Grammy
November 2006
When my grandfather died, my grandmother took to the TV diet: daily soaps for entertainment, cigarettes for sustenance. TV Guides ate up her coffee table, save room for an ashtray, and what she picked up from watching television was not, unfortunately, some game show trivia knowledge. Instead, she racked up a thousand-dollar phone bill with Miss Cleo.
Her television obsession reaped rewards for my sisters and I. Without her devotion to QVC, we wouldn't each have a number of porcelain Lenox figurines to our name. Many of them are duplicates.

"Jesus Christ, Wanda, what the hell are you buying all these things for?" my dad would yell.
"Goddammit Kev! Dave! Kev! Whoever the hell you are! Go whistle Dixie! I will buy whatever I want with my goddamn money!"
"Wanda, you can't keep doing this. You need money to pay the bills, and you don't need 500 thousand goddamned figurines of who the hell knows what! What are you going to do with these?"
"Oh Christ almighty. Fine," she'd walk away, but it was a fake. She wasn't finished with Miss Cleo or QVC until my dad took away her cable channels, and she didn't miss a thing.
I made my father out to be the villain — talking to my grandmother on the phone would be even less interesting without her television stories. Our conversations were already completely circular; conversations with her were like riding a merry-go-round, seeing the same scenery over and over again until you're too tired to hold on anymore and just jump off.

"What grade are you in now Kris? Abbey? Who am I talking to?"
"Oh, this is Kristen. I'm in eighth grade now."
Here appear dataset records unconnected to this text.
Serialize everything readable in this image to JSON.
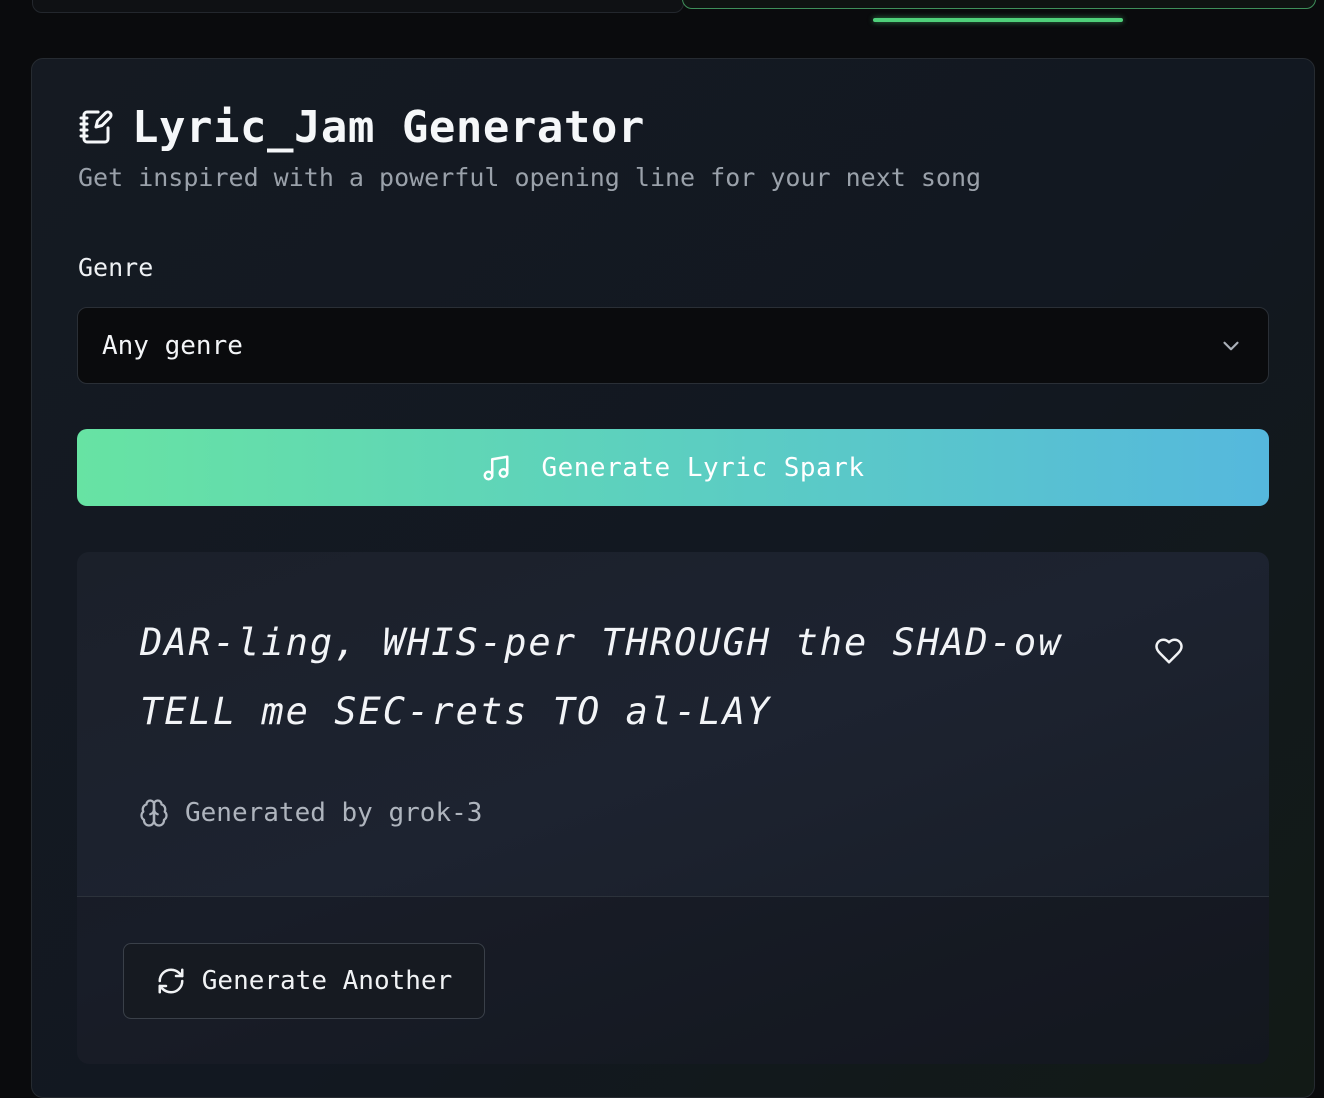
{
  "header": {
    "title": "Lyric_Jam Generator",
    "subtitle": "Get inspired with a powerful opening line for your next song",
    "icon": "notebook-pen-icon"
  },
  "form": {
    "genre_label": "Genre",
    "genre_selected": "Any genre",
    "generate_button_label": "Generate Lyric Spark",
    "generate_button_icon": "music-note-icon"
  },
  "result": {
    "lyric_lines": [
      "DAR-ling, WHIS-per THROUGH the SHAD-ow",
      "TELL me SEC-rets TO al-LAY"
    ],
    "generated_by": "Generated by grok-3",
    "another_button_label": "Generate Another",
    "another_button_icon": "refresh-icon",
    "favorite_icon": "heart-icon",
    "model_icon": "brain-icon"
  },
  "colors": {
    "accent_green": "#4fd07a",
    "gradient_start": "#67e3a3",
    "gradient_end": "#55b8dd",
    "background": "#0a0b0d"
  }
}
"Holy Toledo!" she'd say. This was classic Grammy, something she always said the same way, and one that she always said in reference to us growing: taller, wider, older, smarter. It was a deep, warm, hearty chuckle; emphasis on the "hol" and "e." She'd continue, "You're getting so old now. You make sure you get a good education. What grade are you in?"
"Eighth."
"Eighth, yes, well, you know. I had two boys," though sometimes she'd say she only had one, "You know Kev and Dave? They're my boys . . . and I made sure they got educated. I wasn't going to have dumb children, nosiree. You know, girls those days, girls didn't need to be educated. I went to high school, though. I didn't get to finish, I had to go work," she'd chuckle. I still wish I knew what about this made her chuckle. "I had to go work and make money. But girls these days! Boy they've got to be educated. What grade are you in?"
"Eighth."
"Oh, yes. Well, you just make sure you are educated. You can go become a head honcho," she'd laugh at her own joke before reminding me, "Oh, I'm just kidding, I know girls can't do that yet."
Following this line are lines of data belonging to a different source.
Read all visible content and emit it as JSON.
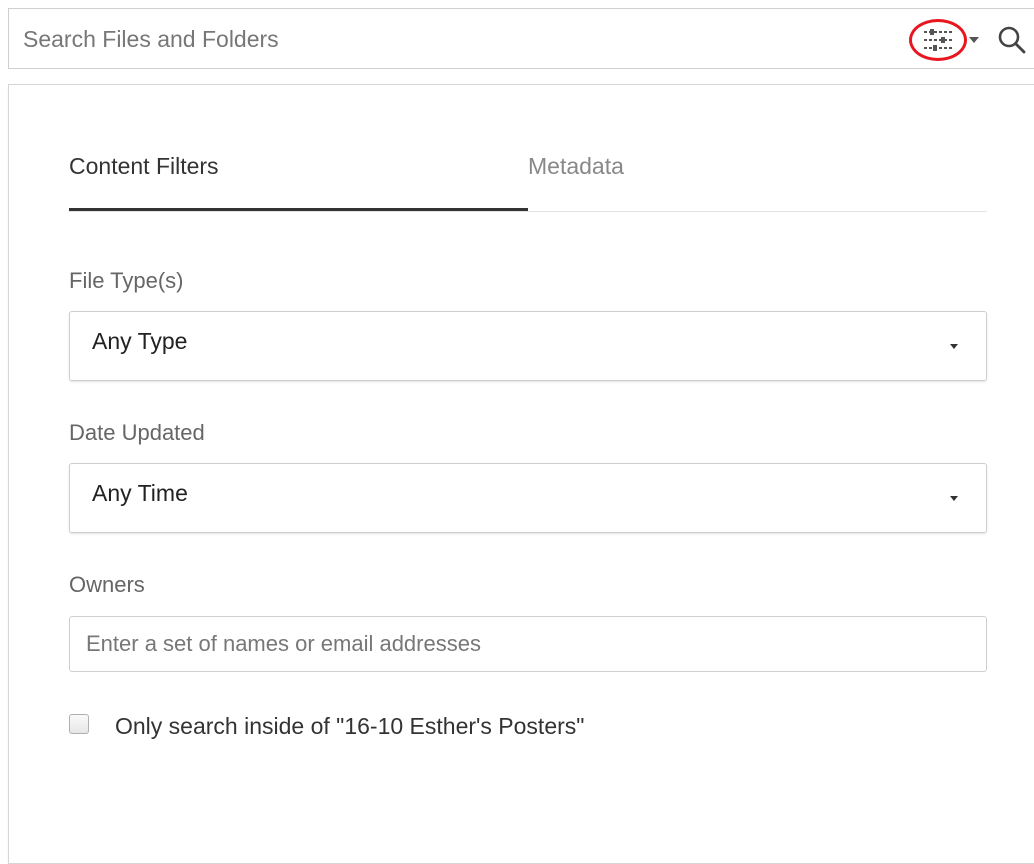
{
  "search": {
    "placeholder": "Search Files and Folders",
    "value": ""
  },
  "toolbar": {
    "filter_icon": "sliders-icon",
    "dropdown_icon": "caret-down-icon",
    "search_icon": "magnifier-icon",
    "highlight_color": "#e8161f"
  },
  "tabs": [
    {
      "label": "Content Filters",
      "active": true
    },
    {
      "label": "Metadata",
      "active": false
    }
  ],
  "filters": {
    "file_type": {
      "label": "File Type(s)",
      "selected": "Any Type"
    },
    "date_updated": {
      "label": "Date Updated",
      "selected": "Any Time"
    },
    "owners": {
      "label": "Owners",
      "placeholder": "Enter a set of names or email addresses",
      "value": ""
    },
    "scope_checkbox": {
      "label": "Only search inside of \"16-10 Esther's Posters\"",
      "checked": false
    }
  }
}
I'd pause and consider arguing it, before I realized it was fruitless, "Seen anything good on TV?" I knew what she'd say — her new lack of cable left her with one television fascination.
"Well Jesus Christ! You know what I've been seeing a lot on television lately?"
"What? Polka?" My grandfather used to watch polka.
"No, these women in Africa. I see all these poor little kids on the TV, and they have no home. And their mothers are just sitting there, and I don't know what those mothers are doing having kids in Africa. I might adopt one."
I brushed off these suggestions, but when, according to Grammy, the African babies were suddenly being adopted by Stefan at the country club whose wife cheated on him last week, I finally realized what the first stages of Alzheimers sounded like.